The speed coaching sessions get their names from their similarity to speed dating.

About 50 people attend one of the several sessions held throughout the US, spending the first hour of the night getting to know other entrepreneurs and thinking of questions to ask. Then they'll meet with a coach affiliated with the Boston Beer Company or Koch himself. Each coach has a specific area of expertise and will spend 20 minutes discussing a particular problem the entrepreneur is facing. The entrepreneur can meet with up to six coaches.

He said the discussions are focused on practical and specific advice rather than general maxims or management theory. The idea for a couple hours of "nuts-and-bolts" knowledge was inspired by his own experience.

When Koch founded his company in 1984, "I had an MBA from Harvard, a law degree from Harvard, six or seven years of management consulting," he said. "But guess what?
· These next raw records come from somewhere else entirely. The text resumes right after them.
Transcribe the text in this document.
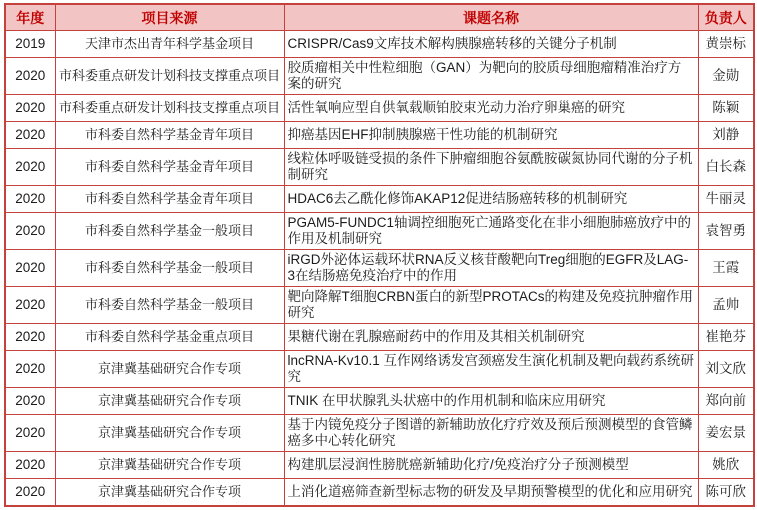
年度	项目来源	课题名称	负责人
2019	天津市杰出青年科学基金项目	CRISPR/Cas9文库技术解构胰腺癌转移的关键分子机制	黄崇标
2020	市科委重点研发计划科技支撑重点项目	胶质瘤相关中性粒细胞（GAN）为靶向的胶质母细胞瘤精准治疗方案的研究	金勋
2020	市科委重点研发计划科技支撑重点项目	活性氧响应型自供氧载顺铂胶束光动力治疗卵巢癌的研究	陈颖
2020	市科委自然科学基金青年项目	抑癌基因EHF抑制胰腺癌干性功能的机制研究	刘静
2020	市科委自然科学基金青年项目	线粒体呼吸链受损的条件下肿瘤细胞谷氨酰胺碳氮协同代谢的分子机制研究	白长森
2020	市科委自然科学基金青年项目	HDAC6去乙酰化修饰AKAP12促进结肠癌转移的机制研究	牛丽灵
2020	市科委自然科学基金一般项目	PGAM5-FUNDC1轴调控细胞死亡通路变化在非小细胞肺癌放疗中的作用及机制研究	袁智勇
2020	市科委自然科学基金一般项目	iRGD外泌体运载环状RNA反义核苷酸靶向Treg细胞的EGFR及LAG-3在结肠癌免疫治疗中的作用	王霞
2020	市科委自然科学基金一般项目	靶向降解T细胞CRBN蛋白的新型PROTACs的构建及免疫抗肿瘤作用研究	孟帅
2020	市科委自然科学基金重点项目	果糖代谢在乳腺癌耐药中的作用及其相关机制研究	崔艳芬
2020	京津冀基础研究合作专项	lncRNA-Kv10.1 互作网络诱发宫颈癌发生演化机制及靶向载药系统研究	刘文欣
2020	京津冀基础研究合作专项	TNIK 在甲状腺乳头状癌中的作用机制和临床应用研究	郑向前
2020	京津冀基础研究合作专项	基于内镜免疫分子图谱的新辅助放化疗疗效及预后预测模型的食管鳞癌多中心转化研究	姜宏景
2020	京津冀基础研究合作专项	构建肌层浸润性膀胱癌新辅助化疗/免疫治疗分子预测模型	姚欣
2020	京津冀基础研究合作专项	上消化道癌筛查新型标志物的研发及早期预警模型的优化和应用研究	陈可欣
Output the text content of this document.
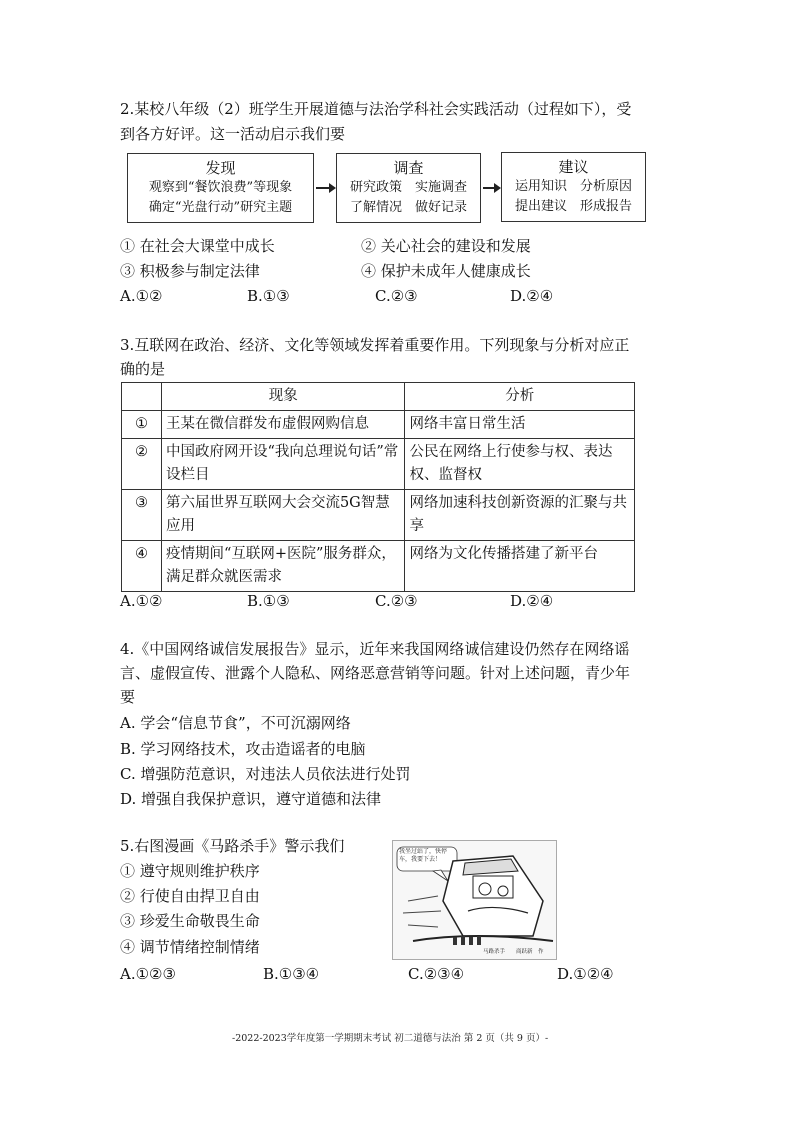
2.某校八年级（2）班学生开展道德与法治学科社会实践活动（过程如下），受
到各方好评。这一活动启示我们要
发现
观察到“餐饮浪费”等现象
确定“光盘行动”研究主题
调查
研究政策　实施调查
了解情况　做好记录
建议
运用知识　分析原因
提出建议　形成报告
① 在社会大课堂中成长	② 关心社会的建设和发展
③ 积极参与制定法律	④ 保护未成年人健康成长
A.①②	B.①③	C.②③	D.②④
3.互联网在政治、经济、文化等领域发挥着重要作用。下列现象与分析对应正
确的是
	现象	分析
①	王某在微信群发布虚假网购信息	网络丰富日常生活
②	中国政府网开设“我向总理说句话”常设栏目	公民在网络上行使参与权、表达权、监督权
③	第六届世界互联网大会交流5G智慧应用	网络加速科技创新资源的汇聚与共享
④	疫情期间“互联网+医院”服务群众，满足群众就医需求	网络为文化传播搭建了新平台
A.①②	B.①③	C.②③	D.②④
4.《中国网络诚信发展报告》显示，近年来我国网络诚信建设仍然存在网络谣
言、虚假宣传、泄露个人隐私、网络恶意营销等问题。针对上述问题，青少年
要
A. 学会“信息节食”，不可沉溺网络
B. 学习网络技术，攻击造谣者的电脑
C. 增强防范意识，对违法人员依法进行处罚
D. 增强自我保护意识，遵守道德和法律
5.右图漫画《马路杀手》警示我们
① 遵守规则维护秩序
② 行使自由捍卫自由
③ 珍爱生命敬畏生命
④ 调节情绪控制情绪
我坐过站了，快停车，我要下去！
马路杀手　　商跃新　作
A.①②③	B.①③④	C.②③④	D.①②④
-2022-2023学年度第一学期期末考试 初二道德与法治 第 2 页（共 9 页）-
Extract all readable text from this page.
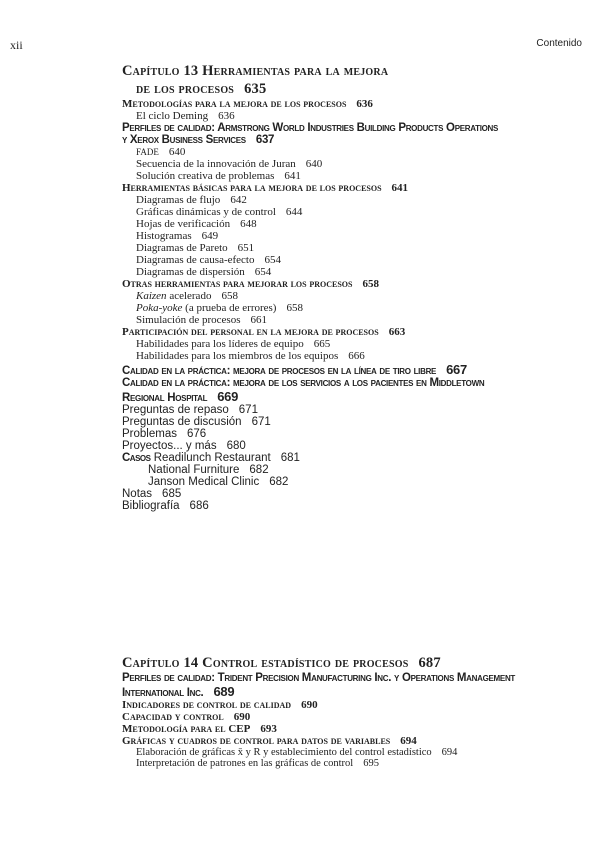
xii	Contenido
Capítulo 13 Herramientas para la mejora
de los procesos 635
Metodologías para la mejora de los procesos 636
El ciclo Deming 636
Perfiles de calidad: Armstrong World Industries Building Products Operations
y Xerox Business Services 637
FADE 640
Secuencia de la innovación de Juran 640
Solución creativa de problemas 641
Herramientas básicas para la mejora de los procesos 641
Diagramas de flujo 642
Gráficas dinámicas y de control 644
Hojas de verificación 648
Histogramas 649
Diagramas de Pareto 651
Diagramas de causa-efecto 654
Diagramas de dispersión 654
Otras herramientas para mejorar los procesos 658
Kaizen acelerado 658
Poka-yoke (a prueba de errores) 658
Simulación de procesos 661
Participación del personal en la mejora de procesos 663
Habilidades para los líderes de equipo 665
Habilidades para los miembros de los equipos 666
Calidad en la práctica: mejora de procesos en la línea de tiro libre 667
Calidad en la práctica: mejora de los servicios a los pacientes en Middletown
Regional Hospital 669
Preguntas de repaso 671
Preguntas de discusión 671
Problemas 676
Proyectos... y más 680
Casos Readilunch Restaurant 681
National Furniture 682
Janson Medical Clinic 682
Notas 685
Bibliografía 686
Capítulo 14 Control estadístico de procesos 687
Perfiles de calidad: Trident Precision Manufacturing Inc. y Operations Management
International Inc. 689
Indicadores de control de calidad 690
Capacidad y control 690
Metodología para el CEP 693
Gráficas y cuadros de control para datos de variables 694
Elaboración de gráficas x̄ y R y establecimiento del control estadístico 694
Interpretación de patrones en las gráficas de control 695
I didn't know how to make a sales call. I didn't know how to design a label. I didn't know how to do a real-estate lead or set up a payroll. I didn't know how to get publicity for my business."


jim koch

Courtesy of the Boston Beer Company

Koch meets with an entrepreneur at a coaching session.

Carlene O'Garro, founder of Delectable Desires Pastries in West Roxbury, Massachusetts, was the first recipient of a Brewing the American Dream loan and has developed a close working relationship with Koch and his team. She said she's gone to two or three speed coaching sessions in each of the past six years, attending in search of advice for issues like whether or not to take a business opportunity or how to deal with a problematic employee.

O'Garro said the defining characteristics of Koch are that he's "very casual, very open, and gets straight to the point," and that this is also the vibe of the coaching sessions. She also noted that the coaches give very specific advice and make themselves available to any entrepreneur they meet.

Marta Jankowska, cofounder of San Diego microbrewery ChuckAlek, was the latest recipient of the annual "Experienceship" mentorship program for brewers in the Brewing the American Dream program, and said that Koch's coaching style surprised her.

"I can't believe how quickly he got to the heart of the problem," she said. "Within 10 minutes he said, 'These three things are your problems, and here's how you'll solve them.'"


Through Brewing the American Dream, the Boston Beer Company has coached more than 4,000 entrepreneurs since 2008, and in partnership with its microlending partner, Accion, has made about 400 loans totaling $4 million, at a repayment rate of 98.1%.

Koch said that unlike painting a community center, it's a project that gives him fulfillment and establishes his company as a leader in the craft brewing industry.

"We discovered that 20 minutes of solid advice can take people from zero to 80% or 90% of where they need to be in a particular area," Koch said. "And that's plenty good."